There is concern about a plan to close some Public Health Ontario laboratories.
Six are on the chopping block, including two in northern Ontario.
The closure of facilities in Timmins and Sudbury will leave labs in Thunder Bay and Sault Ste. Marie as the only ones in the north.
NDP MPP Jamie West says now is not the time to be closing labs.
“We just went through a pandemic. They were the ones who tested all the COVID samples,” notes West.
“When you’re talking about areas that rely on well water, and people who are in fixed incomes, or people who make minimum wage, or people in precarious work, when they’re not able to have easy access to free testing of their water, they make choices where they don’t have it tested.”
The union representing workers at the centres targeted for closure began raising the alarm bells earlier this year.
J.P. Hornick, president of the Ontario Public Service Union, calls the move short-sighted and dangerous.
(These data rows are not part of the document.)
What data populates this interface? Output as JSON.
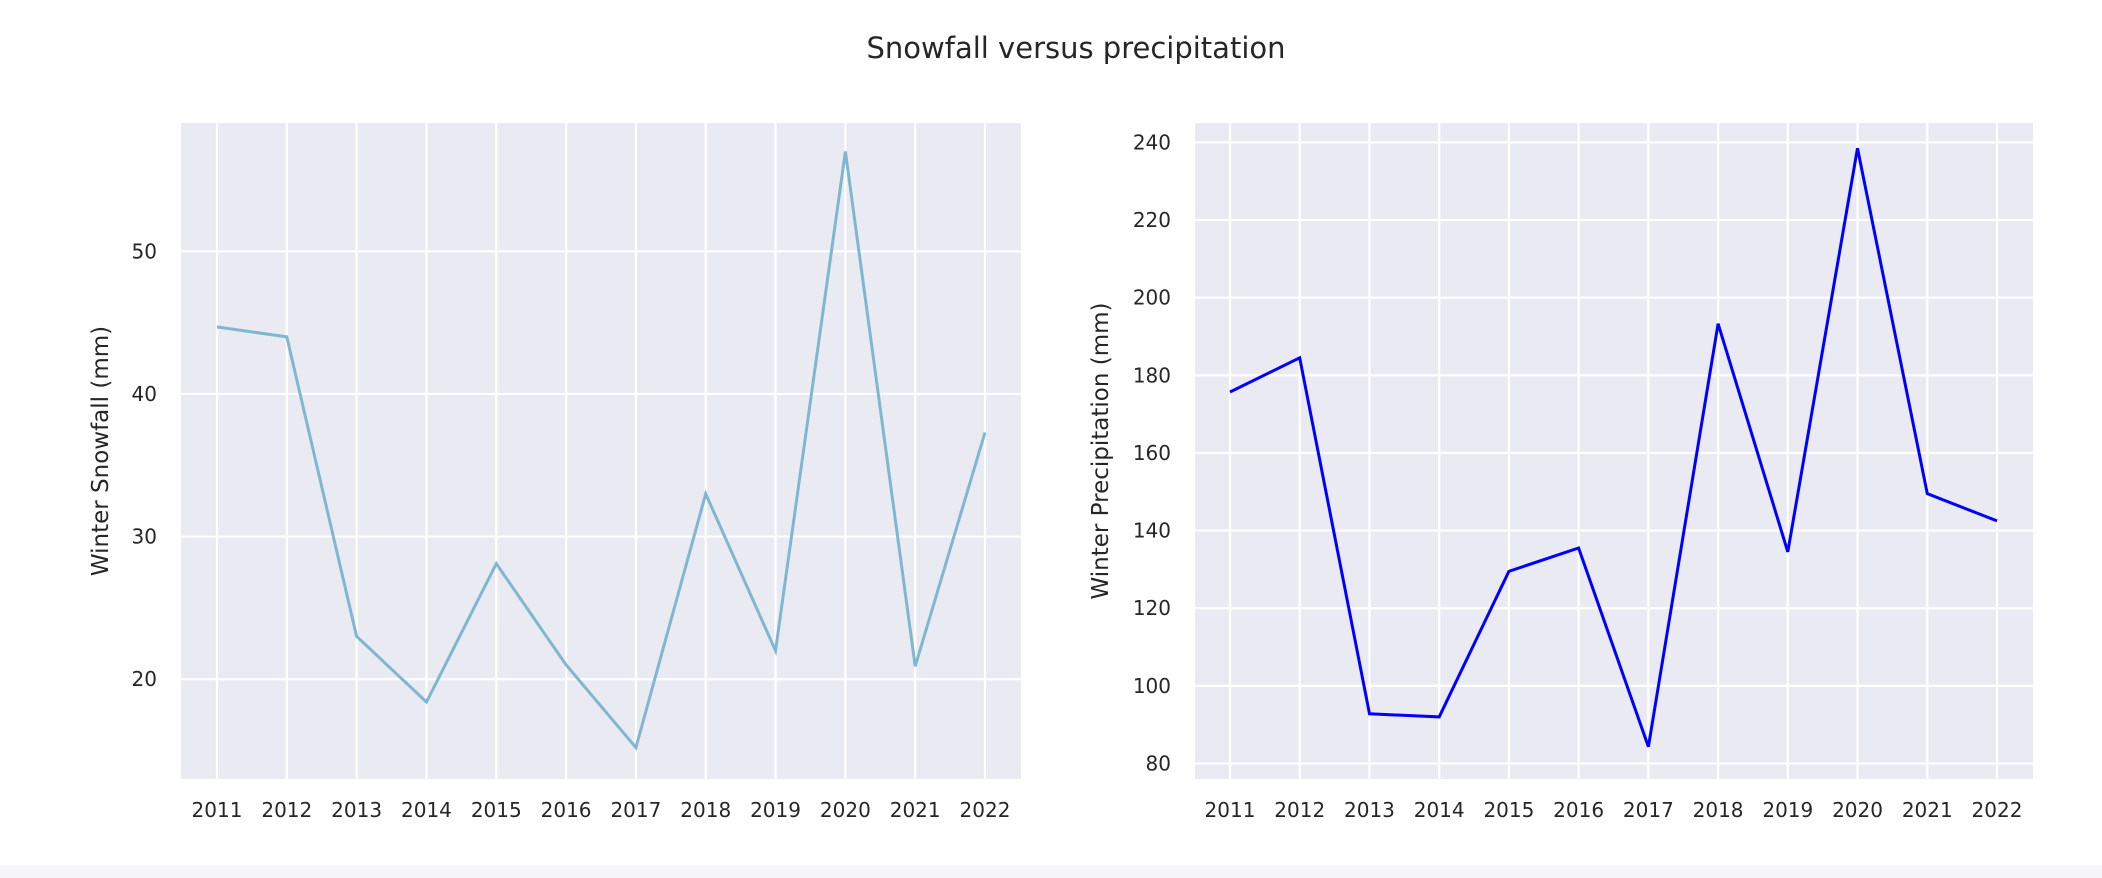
{
  "chart_data": [
    {
      "type": "line",
      "title": "Snowfall versus precipitation",
      "xlabel": "",
      "ylabel": "Winter Snowfall (mm)",
      "categories": [
        "2011",
        "2012",
        "2013",
        "2014",
        "2015",
        "2016",
        "2017",
        "2018",
        "2019",
        "2020",
        "2021",
        "2022"
      ],
      "values": [
        44.7,
        44.0,
        23.0,
        18.4,
        28.1,
        21.0,
        15.2,
        33.0,
        22.0,
        57.0,
        20.9,
        37.3
      ],
      "yticks": [
        20,
        30,
        40,
        50
      ],
      "ylim": [
        13,
        59
      ],
      "grid": true,
      "color": "#7fb7d0"
    },
    {
      "type": "line",
      "xlabel": "",
      "ylabel": "Winter Precipitation (mm)",
      "categories": [
        "2011",
        "2012",
        "2013",
        "2014",
        "2015",
        "2016",
        "2017",
        "2018",
        "2019",
        "2020",
        "2021",
        "2022"
      ],
      "values": [
        175.7,
        184.5,
        92.8,
        92.0,
        129.5,
        135.5,
        84.3,
        193.3,
        134.5,
        238.5,
        149.5,
        142.5
      ],
      "yticks": [
        80,
        100,
        120,
        140,
        160,
        180,
        200,
        220,
        240
      ],
      "ylim": [
        76,
        245
      ],
      "grid": true,
      "color": "#0000ff"
    }
  ]
}
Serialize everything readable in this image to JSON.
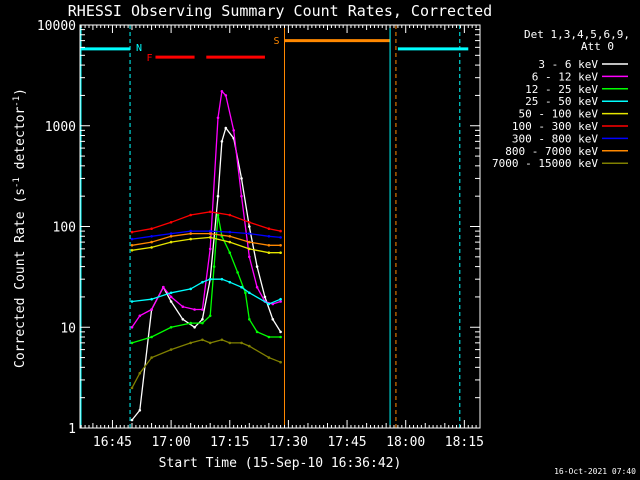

“These labs are a vital part of our public health infrastructure. Closing them will undermine our ability to detect and prevent the spread of disease and compromise our response to future health crises. Outbreaks could go unchecked. We could have another Walkerton disaster, or even worse,” says Hornick.
The labs collect and process thousands of water samples and medical tests each day.
Hornick says centralizing testing to a few locations will increase travel time and compromise the integrity of samples, putting people and communities at risk.
An audit of Public Health Ontario labs in 2023 by Ontario’s Auditor General found that three of the eleven sites performed tests on only 9 to 20% of the samples received.
The rest was transferred to other sites.
The Auditor noted efforts to make the labs and testing more efficient started in 2017, but no decisions were finalized.